Saturday, October 4, 2025
HomeBeritaPemerintah Gaza: 95 persen warga Gaza kehilangan daya beli

Pemerintah Gaza: 95 persen warga Gaza kehilangan daya beli

Situasi kemanusiaan di Gaza kian memburuk. Kantor Media Pemerintah di Gaza menyatakan bahwa 95 persen warga di wilayah tersebut telah kehilangan daya beli akibat blokade Israel dan kebijakan yang digambarkan sebagai “politik kelaparan sistematis”.

Ismail al-Thawabta, Direktur Jenderal Kantor Media Pemerintah Gaza, mengatakan kepada Al Jazeera Net bahwa kondisi ini mencerminkan skala bencana kemanusiaan yang sedang berlangsung.

Ia menegaskan, lebih dari 725 hari serangan militer Israel menunjukkan bahwa operasi itu bukan demi tujuan keamanan atau militer semata, melainkan bagian dari strategi yang bertujuan mencabut penduduk Palestina dari tanahnya melalui genosida dan pembersihan etnis.

Menurut al-Thawabta, blokade atas bantuan kemanusiaan dan serangan terhadap warga yang berusaha mendapatkannya membuat kebutuhan pokok seperti makanan dan obat-obatan sulit diakses.

“Mendapatkan makanan kini menjadi perjalanan yang penuh bahaya karena tentara Israel menargetkan warga sipil di pusat distribusi maupun di jalan,” ujarnya.

Ia menyebut praktik itu sebagai bentuk penggunaan pangan sebagai senjata perang untuk menundukkan warga sipil.

Al-Thawabta juga menyoroti serangan berulang terhadap fasilitas medis di Gaza.

Menurutnya, rumah sakit dijadikan target militer langsung oleh Israel melalui serangan udara, pencegahan masuknya bahan bakar dan obat-obatan, hingga penyerangan tim medis.

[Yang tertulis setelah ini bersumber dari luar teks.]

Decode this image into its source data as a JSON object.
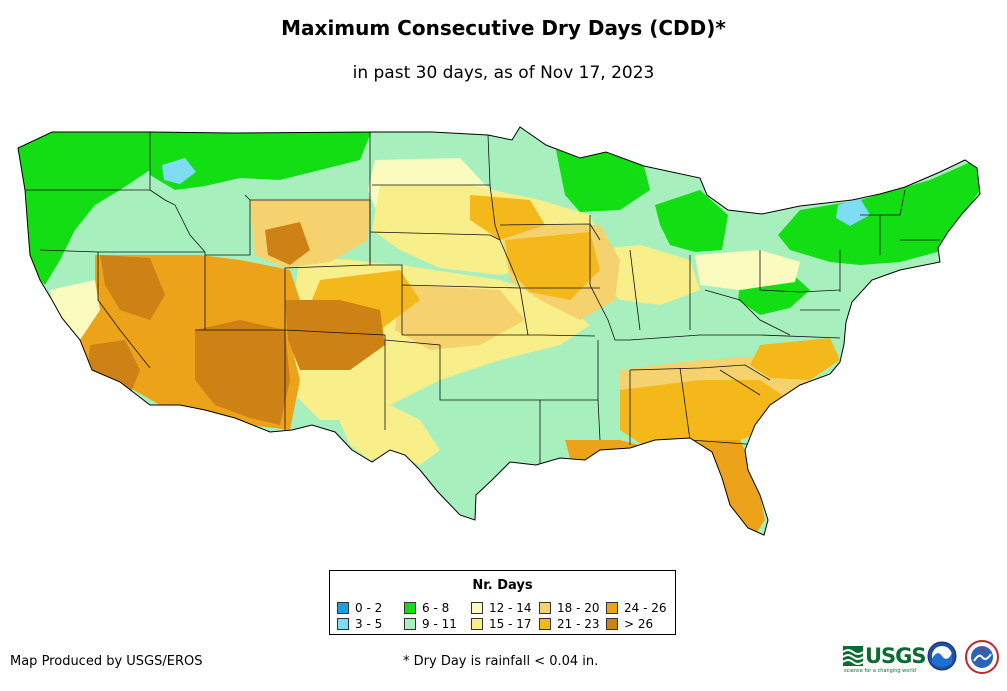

“Ini menghilangkan tempat perlindungan terakhir warga Gaza sekaligus menambah penderitaan korban luka dan pasien,” katanya.

Ia menegaskan bahwa tindakan tersebut merupakan pelanggaran nyata terhadap hukum humaniter internasional dan membantah klaim Israel yang menyebut hanya menyerang sasaran militer.

Krisis pangan dan gizi

Dampak blokade selama hampir dua tahun juga dirasakan dalam kehidupan sehari-hari.

Pasokan kebutuhan pokok makin langka di pasar, dan tingkat ketahanan pangan berada di titik paling rendah.

“Lebih dari 95 persen warga tidak lagi memiliki daya beli, sementara kelaparan dan penyakit meningkat, termasuk kasus gizi buruk akibat terhambatnya bantuan,” ujar al-Thawabta.

Kondisi itu, menurutnya, membuat akses terhadap kebutuhan sederhana seperti roti dan susu bayi berubah menjadi perjuangan yang mengancam nyawa.

Situasi darurat ini juga mendapat sorotan lembaga internasional. Komite Internasional Palang Merah (ICRC) mengumumkan penghentian sementara kegiatannya di Gaza karena eskalasi militer.

Lembaga itu menyebut puluhan ribu warga sipil menghadapi situasi yang “mengerikan”, dengan sistem kesehatan lumpuh dan persediaan pangan kian menipis.

Al-Thawabta menegaskan pentingnya memperkuat persatuan nasional Palestina dan menolak setiap rencana pemindahan penduduk atau penghapusan hak politik bangsa Palestina.

Ia menyerukan agar komunitas internasional segera mendorong gencatan senjata, membuka jalur masuk bantuan secara permanen, dan memberikan perlindungan bagi warga sipil.

Ia juga menekankan perlunya instrumen hukum internasional ditegakkan untuk mengadili para pemimpin Israel atas tuduhan genosida.

“Keraguan dunia internasional hanya akan memperparah bencana kemanusiaan dan pada akhirnya menjadi bentuk keterlibatan dalam kejahatan,” tegasnya.

Sementara itu, Kementerian Kesehatan Gaza pada Kamis (3/10/2025) melaporkan bahwa dalam 24 jam terakhir, rumah sakit di Gaza menerima 77 jenazah dan 222 korban luka.

Dengan demikian, jumlah korban sejak 7 Oktober 2023 telah mencapai lebih dari 66.000 jiwa dan sekitar 169.000 orang terluka.